Bakan Varank, söz konusu aşı türünün mutasyon durumunda çok hızlı bir şekilde yeniden modelleme ve salgının olası ilerleyen seyirlerinde Türkiye’nin elini güçlendirme potansiyeline sahip olduğunu açıklayarak, “Preklinik aşamaları başarıyla tamamlanan ilk intranazal yerli aşı adayımız için çok kısa bir süre sonra Faz-1 insan denemelerine başlanacak. Türkiye İlaç ve Tıbbi Cihaz Kurumu’nun (TİTCK) onayı bekliyoruz. Eğer onayımızı alırsak inşallah nisan ayında insanlı denemelere başlamış olacağız. Tüm klinik aşamaların hızlıca başarıyla tamamlanmasından durumunda bu yeni aşı türünün yıl içinde kullanıma sunulmasını da hedefliyoruz” şeklinde konuştu.
Grafen malzemesinin önemine ve özelliklerine değinen Bakan Varank, şunları kaydetti:
“Grafen, çelikten 200 kat daha mukavemetli, bakırdan yüzlerce kat daha iletken, bir o kadar esnek ve hafif bir malzeme. Sergilediği mukavemet, esneklik, termal ve elektriksel iletkenlik özellikleriyle çok farklı sanayi alanında kullanılabiliyor.”
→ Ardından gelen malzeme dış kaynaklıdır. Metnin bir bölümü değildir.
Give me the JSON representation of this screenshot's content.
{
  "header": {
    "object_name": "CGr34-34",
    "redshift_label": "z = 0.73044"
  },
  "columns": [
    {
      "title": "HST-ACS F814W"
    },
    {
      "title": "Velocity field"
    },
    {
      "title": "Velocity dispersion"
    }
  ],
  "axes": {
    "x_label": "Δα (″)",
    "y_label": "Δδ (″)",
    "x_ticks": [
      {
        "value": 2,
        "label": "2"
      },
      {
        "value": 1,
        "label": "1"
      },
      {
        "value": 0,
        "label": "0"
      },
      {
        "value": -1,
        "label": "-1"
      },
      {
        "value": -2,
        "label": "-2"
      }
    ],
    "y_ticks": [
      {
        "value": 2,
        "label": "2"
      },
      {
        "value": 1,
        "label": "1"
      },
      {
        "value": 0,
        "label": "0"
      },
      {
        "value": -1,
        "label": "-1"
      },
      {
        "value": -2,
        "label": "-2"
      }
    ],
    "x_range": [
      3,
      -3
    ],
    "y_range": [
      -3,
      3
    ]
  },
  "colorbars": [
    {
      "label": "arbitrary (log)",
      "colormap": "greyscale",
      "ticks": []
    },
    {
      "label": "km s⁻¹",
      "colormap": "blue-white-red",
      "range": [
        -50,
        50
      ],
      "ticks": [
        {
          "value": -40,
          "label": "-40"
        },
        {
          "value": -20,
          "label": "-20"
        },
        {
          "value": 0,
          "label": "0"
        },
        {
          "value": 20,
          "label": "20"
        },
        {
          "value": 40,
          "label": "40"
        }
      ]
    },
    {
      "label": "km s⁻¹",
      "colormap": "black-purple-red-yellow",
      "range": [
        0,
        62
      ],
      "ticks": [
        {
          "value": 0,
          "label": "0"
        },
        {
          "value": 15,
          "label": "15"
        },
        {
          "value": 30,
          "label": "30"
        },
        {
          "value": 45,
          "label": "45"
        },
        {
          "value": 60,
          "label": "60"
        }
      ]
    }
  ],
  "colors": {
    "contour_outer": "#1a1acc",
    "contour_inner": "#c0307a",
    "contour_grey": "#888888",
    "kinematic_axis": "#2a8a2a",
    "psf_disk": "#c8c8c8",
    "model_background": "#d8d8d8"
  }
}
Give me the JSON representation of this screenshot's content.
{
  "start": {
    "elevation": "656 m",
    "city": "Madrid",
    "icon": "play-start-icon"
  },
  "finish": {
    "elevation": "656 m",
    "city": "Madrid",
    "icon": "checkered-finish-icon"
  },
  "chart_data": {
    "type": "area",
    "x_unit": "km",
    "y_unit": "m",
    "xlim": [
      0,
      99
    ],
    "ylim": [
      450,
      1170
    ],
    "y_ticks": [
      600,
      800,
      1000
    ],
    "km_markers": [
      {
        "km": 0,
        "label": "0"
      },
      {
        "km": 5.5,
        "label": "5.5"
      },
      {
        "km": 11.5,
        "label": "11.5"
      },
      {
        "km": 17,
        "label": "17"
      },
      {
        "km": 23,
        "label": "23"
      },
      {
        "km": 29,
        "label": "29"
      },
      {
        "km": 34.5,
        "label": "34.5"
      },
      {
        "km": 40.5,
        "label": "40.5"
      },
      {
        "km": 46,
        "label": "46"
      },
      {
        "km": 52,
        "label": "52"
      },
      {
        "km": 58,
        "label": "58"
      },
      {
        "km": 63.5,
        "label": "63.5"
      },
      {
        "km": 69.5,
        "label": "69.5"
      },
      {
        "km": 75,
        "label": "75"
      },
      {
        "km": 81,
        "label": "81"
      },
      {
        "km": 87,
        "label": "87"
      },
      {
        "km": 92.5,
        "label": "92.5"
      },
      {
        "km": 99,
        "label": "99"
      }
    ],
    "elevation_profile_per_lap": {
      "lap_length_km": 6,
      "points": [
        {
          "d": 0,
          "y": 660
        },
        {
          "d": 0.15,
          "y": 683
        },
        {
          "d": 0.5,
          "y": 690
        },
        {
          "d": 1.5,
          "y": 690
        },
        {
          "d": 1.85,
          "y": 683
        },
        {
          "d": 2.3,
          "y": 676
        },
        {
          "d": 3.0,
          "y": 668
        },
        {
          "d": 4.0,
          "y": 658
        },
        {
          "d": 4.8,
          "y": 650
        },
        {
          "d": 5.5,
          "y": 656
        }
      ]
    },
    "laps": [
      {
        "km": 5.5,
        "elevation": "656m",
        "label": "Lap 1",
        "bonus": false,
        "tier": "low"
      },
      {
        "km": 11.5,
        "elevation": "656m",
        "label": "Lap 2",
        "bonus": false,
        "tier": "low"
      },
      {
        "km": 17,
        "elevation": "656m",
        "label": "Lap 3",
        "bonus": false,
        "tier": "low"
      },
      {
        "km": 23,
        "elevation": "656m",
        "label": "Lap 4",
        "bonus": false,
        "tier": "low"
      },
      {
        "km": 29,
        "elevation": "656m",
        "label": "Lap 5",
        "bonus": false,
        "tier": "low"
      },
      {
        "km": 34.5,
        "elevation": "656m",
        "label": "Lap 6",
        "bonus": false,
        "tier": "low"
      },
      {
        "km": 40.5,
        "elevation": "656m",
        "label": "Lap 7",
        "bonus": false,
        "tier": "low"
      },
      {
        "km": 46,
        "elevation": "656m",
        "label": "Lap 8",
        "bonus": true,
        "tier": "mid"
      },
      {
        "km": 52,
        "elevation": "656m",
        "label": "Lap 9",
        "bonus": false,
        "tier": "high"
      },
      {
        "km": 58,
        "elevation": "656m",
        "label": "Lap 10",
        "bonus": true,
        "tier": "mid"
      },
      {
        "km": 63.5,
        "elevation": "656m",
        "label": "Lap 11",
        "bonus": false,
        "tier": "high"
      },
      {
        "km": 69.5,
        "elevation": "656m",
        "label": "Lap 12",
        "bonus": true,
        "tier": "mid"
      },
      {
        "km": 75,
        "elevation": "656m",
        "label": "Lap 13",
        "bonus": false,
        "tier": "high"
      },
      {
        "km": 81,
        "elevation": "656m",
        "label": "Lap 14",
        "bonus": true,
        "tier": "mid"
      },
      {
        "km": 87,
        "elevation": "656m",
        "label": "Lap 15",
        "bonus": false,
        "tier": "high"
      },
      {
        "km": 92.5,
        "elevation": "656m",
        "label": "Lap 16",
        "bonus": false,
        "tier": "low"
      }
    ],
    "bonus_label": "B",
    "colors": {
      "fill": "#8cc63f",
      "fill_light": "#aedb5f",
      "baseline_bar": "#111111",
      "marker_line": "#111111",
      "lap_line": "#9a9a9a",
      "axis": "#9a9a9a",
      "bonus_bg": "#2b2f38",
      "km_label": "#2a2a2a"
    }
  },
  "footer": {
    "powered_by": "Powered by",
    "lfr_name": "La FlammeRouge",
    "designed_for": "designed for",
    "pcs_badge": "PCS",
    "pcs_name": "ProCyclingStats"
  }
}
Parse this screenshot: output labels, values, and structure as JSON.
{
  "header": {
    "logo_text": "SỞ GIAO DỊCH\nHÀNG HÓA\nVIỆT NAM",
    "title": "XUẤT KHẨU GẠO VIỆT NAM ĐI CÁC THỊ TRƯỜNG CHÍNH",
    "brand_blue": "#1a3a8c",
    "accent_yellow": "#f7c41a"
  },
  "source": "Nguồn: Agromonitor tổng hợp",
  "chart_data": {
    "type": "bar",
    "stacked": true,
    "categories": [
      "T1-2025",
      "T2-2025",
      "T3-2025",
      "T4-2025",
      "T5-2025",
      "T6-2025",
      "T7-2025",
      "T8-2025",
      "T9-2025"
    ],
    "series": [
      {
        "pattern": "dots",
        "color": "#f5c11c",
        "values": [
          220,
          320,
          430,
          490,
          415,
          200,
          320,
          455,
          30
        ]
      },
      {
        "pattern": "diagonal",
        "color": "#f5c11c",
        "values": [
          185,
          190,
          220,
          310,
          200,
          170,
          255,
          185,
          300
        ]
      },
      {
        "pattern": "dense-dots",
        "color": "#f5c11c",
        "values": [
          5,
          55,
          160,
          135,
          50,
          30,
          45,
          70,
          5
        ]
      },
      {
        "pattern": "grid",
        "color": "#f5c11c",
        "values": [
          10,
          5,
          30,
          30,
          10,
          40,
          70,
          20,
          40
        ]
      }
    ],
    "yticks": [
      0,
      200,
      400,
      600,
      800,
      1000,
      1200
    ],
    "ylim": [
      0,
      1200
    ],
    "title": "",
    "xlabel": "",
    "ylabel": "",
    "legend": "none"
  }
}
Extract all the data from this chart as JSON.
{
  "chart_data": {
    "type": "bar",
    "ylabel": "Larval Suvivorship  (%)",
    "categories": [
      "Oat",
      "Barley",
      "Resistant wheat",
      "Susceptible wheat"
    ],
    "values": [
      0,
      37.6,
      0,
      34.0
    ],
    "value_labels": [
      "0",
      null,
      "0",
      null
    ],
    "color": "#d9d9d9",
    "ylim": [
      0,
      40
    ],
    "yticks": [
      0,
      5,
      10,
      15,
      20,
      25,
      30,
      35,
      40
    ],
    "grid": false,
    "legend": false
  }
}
Bakan Varank, Grafen sayesinde daha uzun ömürlü malzemelerin, ultra hızlı şarj edebilen bataryaların, daha hızlı ve hafif uçaklar, vücuttaki nöronlara bağlanabilen biyonik cihazlar üretebileceğini belirterek, “Vücut elektriğini okuyup değiştirerek gerçek zamanlı tedavi sağlayan bioelektronik tıbbi teknolojiler geliştirilebilecek, korozyon, ısınma ve iletim sorunlarına da çözümler getirilebilecek” diye konuştu.
Bakan Varank, Grafen malzemesinin üretiminin kolay olmadığının altını çizdi.
Nanografi firmasının, Grafen malzemesinin hem özgün bir yöntemle hem de standartlara uygun bir şekilde seri üretimini gerçekleştirdiğini belirtti.
“Kendi kaynaklarımızla grafeni üretebiliyor olmamız, ülkemiz adına gurur verici”
Bakan Varank, çevre dostu yöntemlerle, düşük maliyetli ve endüstriyel boyutta üretim yapacak Grafen Seri Üretim Tesisi’nin kapasitesi ile dünyanın en büyük grafen üretim merkezlerinden biri olacağını vurgulayarak, “Yabancı bir şirketin üretim lisansına bağlı olmadan, kendi kaynaklarımızla grafeni üretebiliyor olmamız, ülkemiz adına gurur verici” ifadelerine yer verdi.
Bakan Varank’ın konuşmasının ardından Grafen Seri Üretim Tesisi’nin açılış kurdelesi kesildi. Varank ayrıca fabrikanın çalışması için “start” düğmesine de bastı.